Today, half of America’s internet shut down when hackers unleashed a large distributed denial of service (DDoS) attack on the servers of Dyn, a major DNS host. It’s still unclear exactly who carried out the attack and why, but regardless, the event served as a demonstration of how easily large swaths of the web can be wiped out if attacked by determined hackers.
Dyn released this statement following the outage:
Starting at 11:10 UTC on October 21th-Friday 2016 we began monitoring and mitigating a DDoS attack against our Dyn Managed DNS infrastructure. Some customers may experience increased DNS query latency and delayed zone propagation during this time. Updates will be posted as information becomes available.
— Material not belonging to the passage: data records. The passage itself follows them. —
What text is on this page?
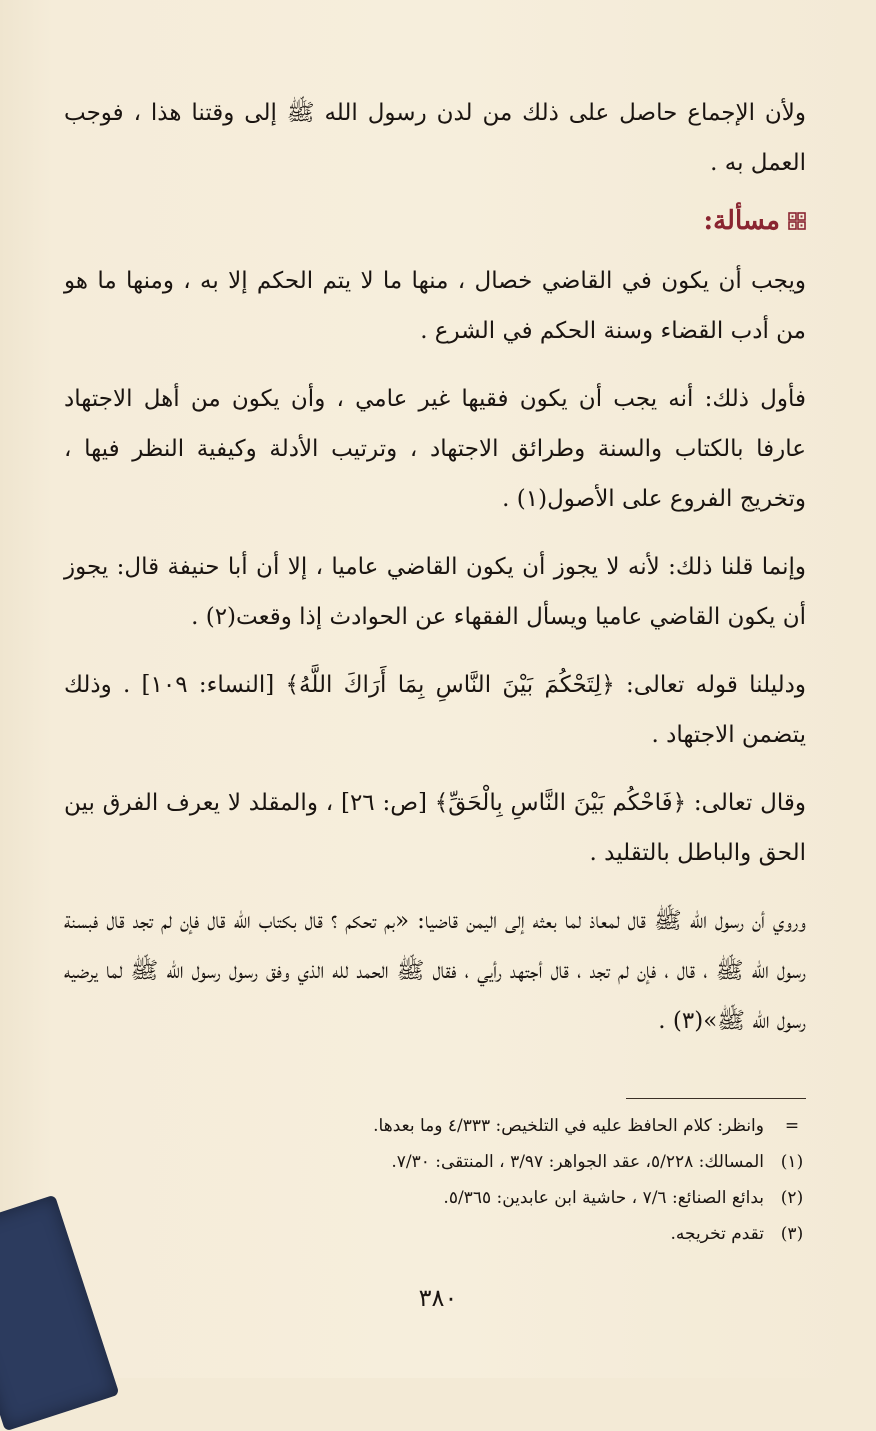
ولأن الإجماع حاصل على ذلك من لدن رسول الله ﷺ إلى وقتنا هذا ، فوجب العمل به .

مسألة:

ويجب أن يكون في القاضي خصال ، منها ما لا يتم الحكم إلا به ، ومنها ما هو من أدب القضاء وسنة الحكم في الشرع .

فأول ذلك: أنه يجب أن يكون فقيها غير عامي ، وأن يكون من أهل الاجتهاد عارفا بالكتاب والسنة وطرائق الاجتهاد ، وترتيب الأدلة وكيفية النظر فيها ، وتخريج الفروع على الأصول(١) .

وإنما قلنا ذلك: لأنه لا يجوز أن يكون القاضي عاميا ، إلا أن أبا حنيفة قال: يجوز أن يكون القاضي عاميا ويسأل الفقهاء عن الحوادث إذا وقعت(٢) .

ودليلنا قوله تعالى: ﴿لِتَحْكُمَ بَيْنَ النَّاسِ بِمَا أَرَاكَ اللَّهُ﴾ [النساء: ١٠٩] . وذلك يتضمن الاجتهاد .

وقال تعالى: ﴿فَاحْكُم بَيْنَ النَّاسِ بِالْحَقِّ﴾ [ص: ٢٦] ، والمقلد لا يعرف الفرق بين الحق والباطل بالتقليد .

وروي أن رسول الله ﷺ قال لمعاذ لما بعثه إلى اليمن قاضيا: «بم تحكم ؟ قال بكتاب الله قال فإن لم تجد قال فبسنة رسول الله ﷺ ، قال ، فإن لم تجد ، قال أجتهد رأيي ، فقال ﷺ الحمد لله الذي وفق رسول رسول الله ﷺ لما يرضيه رسول الله ﷺ»(٣) .

=
وانظر: كلام الحافظ عليه في التلخيص: ٤/٣٣٣ وما بعدها.
(١)
المسالك: ٥/٢٢٨، عقد الجواهر: ٣/٩٧ ، المنتقى: ٧/٣٠.
(٢)
بدائع الصنائع: ٧/٦ ، حاشية ابن عابدين: ٥/٣٦٥.
(٣)
تقدم تخريجه.
٣٨٠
It’s horrific to know that major websites like Twitter, Spotify, Reddit, Etsy, Wired, and PayPal can all be taken offline in an instant. The exact process hackers used is so far unknown—aside from the DDoS detail—but it’s important for every internet user to understand because it has to do with how exactly the internet works. With that in mind, here is how some of the most popular websites in the world can be taken offline in a flash.
What is the technology?
Domain Name Servers (DNS) act as the internet’s phone book and facilitate requests to specific webpages. They make sure you end up in the right place every time you type a website into your browser. Hackers will occasionally attack DNS providers in order to bring down the sites they are serving. Today, that happened to be Twitter, Reddit, PayPal and more.
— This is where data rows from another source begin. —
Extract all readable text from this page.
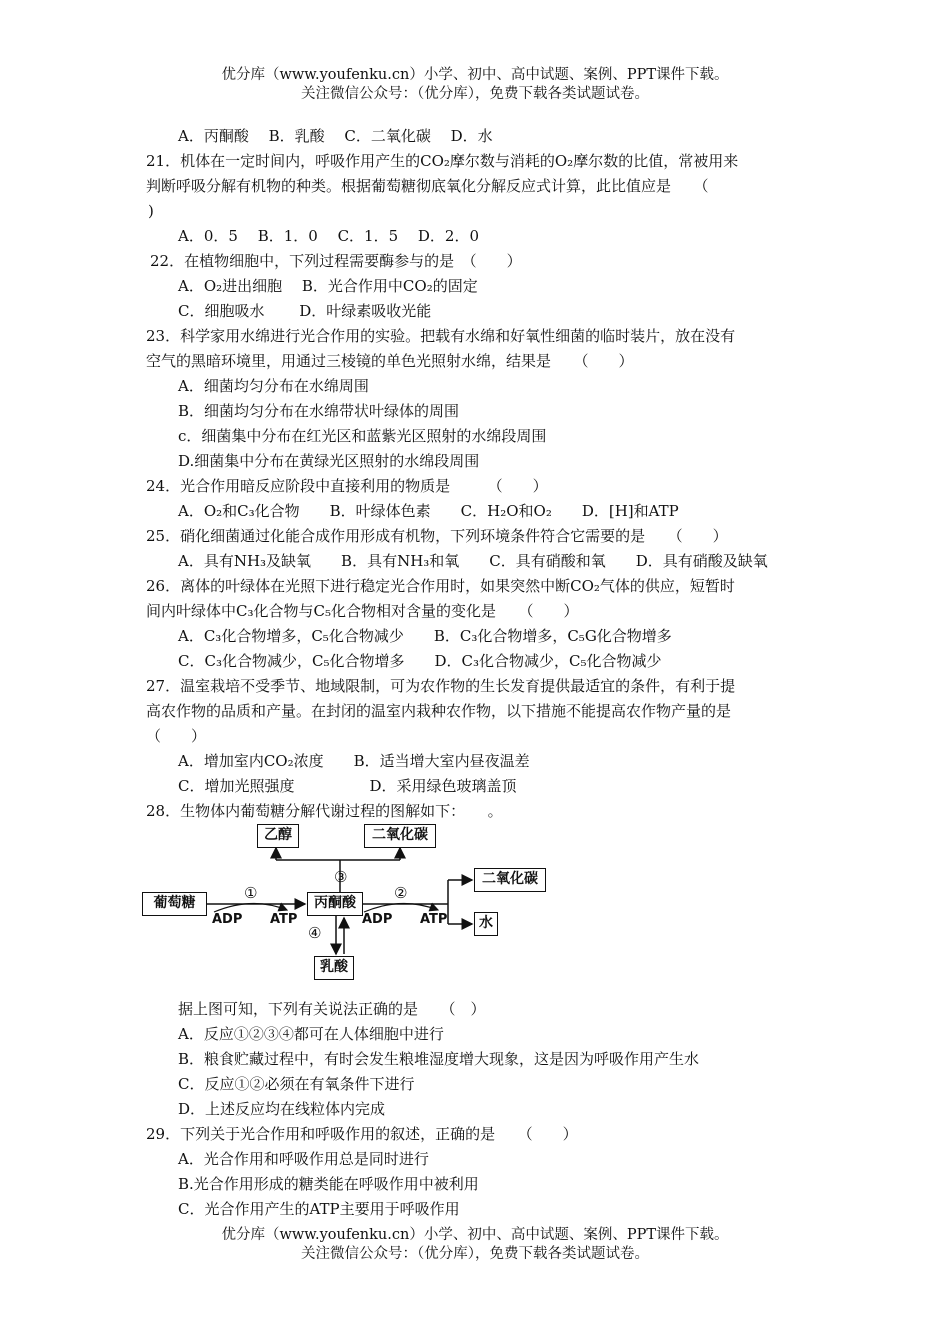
优分库（www.youfenku.cn）小学、初中、高中试题、案例、PPT课件下载。
关注微信公众号：（优分库），免费下载各类试题试卷。
A．丙酮酸　 B．乳酸　 C．二氧化碳　 D．水
21．机体在一定时间内，呼吸作用产生的CO₂摩尔数与消耗的O₂摩尔数的比值，常被用来
判断呼吸分解有机物的种类。根据葡萄糖彻底氧化分解反应式计算，此比值应是　　（
)
A．0．5　 B．1．0　 C．1．5　 D．2．0
22．在植物细胞中，下列过程需要酶参与的是　（　　）
A．O₂进出细胞　 B．光合作用中CO₂的固定
C．细胞吸水　　 D．叶绿素吸收光能
23．科学家用水绵进行光合作用的实验。把载有水绵和好氧性细菌的临时装片，放在没有
空气的黑暗环境里，用通过三棱镜的单色光照射水绵，结果是　　（　　）
A．细菌均匀分布在水绵周围
B．细菌均匀分布在水绵带状叶绿体的周围
c．细菌集中分布在红光区和蓝紫光区照射的水绵段周围
D.细菌集中分布在黄绿光区照射的水绵段周围
24．光合作用暗反应阶段中直接利用的物质是　　　（　　）
A．O₂和C₃化合物　　B．叶绿体色素　　C．H₂O和O₂　　D．[H]和ATP
25．硝化细菌通过化能合成作用形成有机物，下列环境条件符合它需要的是　　（　　）
A．具有NH₃及缺氧　　B．具有NH₃和氧　　C．具有硝酸和氧　　D．具有硝酸及缺氧
26．离体的叶绿体在光照下进行稳定光合作用时，如果突然中断CO₂气体的供应，短暂时
间内叶绿体中C₃化合物与C₅化合物相对含量的变化是　　（　　）
A．C₃化合物增多，C₅化合物减少　　B．C₃化合物增多，C₅G化合物增多
C．C₃化合物减少，C₅化合物增多　　D．C₃化合物减少，C₅化合物减少
27．温室栽培不受季节、地域限制，可为农作物的生长发育提供最适宜的条件，有利于提
高农作物的品质和产量。在封闭的温室内栽种农作物，以下措施不能提高农作物产量的是
（　　）
A．增加室内CO₂浓度　　B．适当增大室内昼夜温差
C．增加光照强度　　　　　D．采用绿色玻璃盖顶
28．生物体内葡萄糖分解代谢过程的图解如下：　　。
乙醇	二氧化碳
葡萄糖	丙酮酸
二氧化碳
水
乳酸
①	②
③
④
ADP ATP	ADP ATP
据上图可知，下列有关说法正确的是　　（　）
A．反应①②③④都可在人体细胞中进行
B．粮食贮藏过程中，有时会发生粮堆湿度增大现象，这是因为呼吸作用产生水
C．反应①②必须在有氧条件下进行
D．上述反应均在线粒体内完成
29．下列关于光合作用和呼吸作用的叙述，正确的是　　（　　）
A．光合作用和呼吸作用总是同时进行
B.光合作用形成的糖类能在呼吸作用中被利用
C．光合作用产生的ATP主要用于呼吸作用
优分库（www.youfenku.cn）小学、初中、高中试题、案例、PPT课件下载。
关注微信公众号：（优分库），免费下载各类试题试卷。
That’s a really basic overview. But if you really want to understand how DNS works at a deeper level, you have to follow the complete order of operations. A typical internet user starts at one of many computers in a large network connected through underground cables (such as your laptop). The individual nodes on these networks communicate by referring to each other with numbers known as IP addresses. DNS is used to translate a request like a URL into an IP address.
When you enter a URL—such as www.Gizmodo.com—your browser starts trying to figure out where that website is by pinging a series of servers. It’s very detailed, and we won’t bore you with the complete chain of events. There are resolving name servers, authoritative name servers, domain registrars, and so on. The system is precisely configured to get you from browser bar to website seamlessly. The process is a little crazy, but perhaps the most insane part is that it all happens almost instantly. Anytime you’re browsing the web, opening dozens of tabs, requesting a bunch of different websites, your computer is pinging servers around the world to get you the right info. And it just works—until it doesn’t.
How does it break?
A DDoS attack is a common hack in which multiple compromised computers are used to attack a single system by overloading it with server requests. In a DDoS attack, hackers will use often use infected computers to create a flood of traffic originating from many different sources, potentially thousands or even hundreds of thousands. By using all of the infected computers, a hacker can effectively circumvent any blocks that might be put on a single IP address. It also makes it harder to identify a legitimate request compared to one coming from an attacker.
In the case of this morning’s attack, hackers brought down the servers of Dyn, a hugely popular DNS host that manages sites like Basecamp, CNN, Etsy, Github, Grubhub, HBO Now, Imgur, Paypal, Playstation Network, Reddit, Squarespace, and Twitter.
When the servers of Dyn were taken down, browsers essentially couldn’t figure out where to go to find the information to load on the screen. This type of attack happens every so often when hackers create a little army of private computers infected with malicious software known as a Botnet. The people that are often participating in the attack don’t realize their computer has been compromised and is part of a zombie army of attackers. In 2014, a hacker group called Lizard Squad shut down the Playstation Network and Xbox Live using this method. In 2015, a trojan virus called XOR DDoS helped hackers create a powerful botnet capable of taking down almost any server or website.
Defending servers against DDoS attacks can be difficult, but there are ways to prevent outages. According to Network World, one of the most common methods used is flow sampling, in which the system samples packets and identifies trends in network traffic. A flow analytics device evaluates traffic streams and identifies potentially bad traffic.
How do we protect ourselves?
Looking ahead, one big question stands out. How can we avoid attacks like this stealing internet access away from millions of Americans and losing companies millions of dollars in revenue?
The answer is complicated. As soon as security companies come up with new ways to protect companies like Dyn, hackers come up with new ways to attack them. In the case of DNS infrastructure, however, many point out that the best way for a website to avoid getting brought down by an attack on one host is simply to subscribe to multiple hosts. This is called DNS redundancy, and it’s probably the reason that some sites (like Pornhub) survived the attack unscathed.
In the case of the Dyn servers, it’s unclear exactly how they solved the problem, but the company is now reporting the issue resolved—about one hour after the problem started.